Implementierungs-Checkliste (kompakt)
- Sensorik
- Montagekonzept schriftlich fixieren; Fotos, Drehmoment, Kleber, Position.
- Abtastrate und Filterkette je Asset-Typ definieren; Anti-Aliasing verifizieren.
- Tachogeber wo Drehzahl variiert.
- Zeit & Daten
- PTP einführen, Monitoring; Timestamps an der Quelle.
- Data Contracts erzwingen; Pakete mit fehlender Metadaten disqualifizieren.
- Ringpuffer und Pre-Trigger implementieren.
- Labeling
- Einheitliche Event-Codes; Zuordnungsfenster definieren.
- “Gesund”-Fenster kuratieren; Inspektionsdaten konsequent kennzeichnen.
- Modelle
- Start mit AE auf interpretierten Features; Hysterese, Last/RPM-Konditionierung.
- RUL nur nach Proof, dass monotone Degradation messbar ist und Historie existiert.
- Betrieb
- Drift-Monitoring; Sensor-Health-Score einführen.
- Canary-Rollouts; On-Prem-Observability und Audit-Trails.
- Integration in CMMS: Alarme erzeugen Work-Orders mit Kontext, nicht nur E-Mails.
Mein Standpunkt zu Souveränität und Architektur
- Rohwellenformen gehören nicht in die Public Cloud. Sie sind sensibel, groß und ohne Kontext kaum nutzbar. Edgebasierte Vorverarbeitung mit on-prem Speicherung ist der vernünftige Standard.
- DSGVO und Exportkontrollen in Industrie/Verteidigung sind nicht verhandelbar. Systeme müssen auditierbar und betreibbar sein – nicht “API-abhängig”.

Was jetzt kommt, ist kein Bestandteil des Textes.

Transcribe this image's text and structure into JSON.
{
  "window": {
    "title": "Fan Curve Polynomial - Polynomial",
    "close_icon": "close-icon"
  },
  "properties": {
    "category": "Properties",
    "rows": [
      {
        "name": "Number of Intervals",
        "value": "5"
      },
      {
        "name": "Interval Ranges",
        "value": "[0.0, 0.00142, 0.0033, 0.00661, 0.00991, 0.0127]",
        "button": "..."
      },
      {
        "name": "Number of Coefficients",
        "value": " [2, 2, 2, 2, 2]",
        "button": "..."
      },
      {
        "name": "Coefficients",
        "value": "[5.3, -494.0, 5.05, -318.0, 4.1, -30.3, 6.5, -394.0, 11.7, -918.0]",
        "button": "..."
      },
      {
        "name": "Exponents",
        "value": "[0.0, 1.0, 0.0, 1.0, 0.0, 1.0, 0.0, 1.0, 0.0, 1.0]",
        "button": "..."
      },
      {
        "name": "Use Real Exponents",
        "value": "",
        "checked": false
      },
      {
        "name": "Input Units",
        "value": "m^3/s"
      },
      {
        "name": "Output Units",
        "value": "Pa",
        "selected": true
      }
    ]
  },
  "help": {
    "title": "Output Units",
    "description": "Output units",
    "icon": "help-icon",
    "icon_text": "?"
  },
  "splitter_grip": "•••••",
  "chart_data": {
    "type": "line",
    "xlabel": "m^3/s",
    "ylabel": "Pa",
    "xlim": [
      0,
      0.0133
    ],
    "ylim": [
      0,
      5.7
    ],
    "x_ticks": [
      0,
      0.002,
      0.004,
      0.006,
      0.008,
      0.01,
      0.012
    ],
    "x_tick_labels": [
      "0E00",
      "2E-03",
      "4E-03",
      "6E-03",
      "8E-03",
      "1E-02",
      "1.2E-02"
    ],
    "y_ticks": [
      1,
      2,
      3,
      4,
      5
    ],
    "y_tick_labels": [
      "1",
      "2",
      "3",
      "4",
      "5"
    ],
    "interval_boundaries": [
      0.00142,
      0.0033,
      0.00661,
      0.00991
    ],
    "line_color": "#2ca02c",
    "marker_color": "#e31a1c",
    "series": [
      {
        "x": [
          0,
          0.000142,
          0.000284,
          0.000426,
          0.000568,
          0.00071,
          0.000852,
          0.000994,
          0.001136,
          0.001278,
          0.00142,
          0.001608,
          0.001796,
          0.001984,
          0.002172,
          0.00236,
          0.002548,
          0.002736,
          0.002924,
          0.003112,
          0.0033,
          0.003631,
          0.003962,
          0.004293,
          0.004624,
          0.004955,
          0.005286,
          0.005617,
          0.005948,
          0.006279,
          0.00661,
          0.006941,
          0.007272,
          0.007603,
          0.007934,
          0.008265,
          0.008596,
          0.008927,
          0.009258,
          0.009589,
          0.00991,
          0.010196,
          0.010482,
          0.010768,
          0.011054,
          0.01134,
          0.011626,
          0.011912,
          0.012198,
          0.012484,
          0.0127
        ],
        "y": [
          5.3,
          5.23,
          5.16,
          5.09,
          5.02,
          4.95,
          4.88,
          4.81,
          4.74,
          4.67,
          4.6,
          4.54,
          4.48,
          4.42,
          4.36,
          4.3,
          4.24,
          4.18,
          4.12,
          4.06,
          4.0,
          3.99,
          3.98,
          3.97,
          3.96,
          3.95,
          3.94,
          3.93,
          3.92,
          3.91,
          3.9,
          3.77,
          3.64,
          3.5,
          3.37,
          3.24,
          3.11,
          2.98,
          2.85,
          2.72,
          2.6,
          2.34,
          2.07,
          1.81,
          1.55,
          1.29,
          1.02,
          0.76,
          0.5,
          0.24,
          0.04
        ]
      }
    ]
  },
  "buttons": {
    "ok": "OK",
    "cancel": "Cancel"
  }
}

- PdM ist ein Langstreckenlauf: Stabilität der Daten und Betrieb sind wichtiger als das nächste SOTA-Paper.
FAQ
Frage: Wie bestimme ich die richtige Abtastrate für Vibrationen?
Antwort: Starten Sie von den physikalischen Frequenzen. Für Lagerdiagnostik liegen relevante Hüllkurvensignale oft zwischen 2–10 kHz. Mit Anti-Aliasing-Filter sollten Sie mindestens das Doppelte bis Vierfache der höchsten interessierenden Bandgrenze abtasten (Nyquist plus Sicherheitsfaktor), in der Praxis 12,8–25,6 kHz. Wenn Sie Order-Tracking nutzen, zählen Ordnungen relativ zur Drehzahl: Sie benötigen genügend Auflösung, um die höchste relevante Ordnung stabil zu trennen. Ohne Tachogeber verschlechtert sich die erforderliche Rate, weil Sie Drehzahlschwankungen im Signal “miterfassen” müssen.
Frage: Brauche ich zwingend einen Tachogeber?
Antwort: Bei variabler Drehzahl: Ja, wenn Sie saubere Ordnungsmerkmale wollen. Ohne Tachogeber verschmiert die Energie über Frequenzbins; Unwucht, Ausrichtfehler und Zahneingriffsfehler lassen sich schlechter von Lagerdefekten trennen. Für konstante Drehzahl mit geringer Varianz kann man ihn weglassen, aber jede spätere Prozessänderung (neue Rezepte, andere Last) bricht das Modell.
Frage: Wie viele Fehlerfälle brauche ich für ein RUL-Modell?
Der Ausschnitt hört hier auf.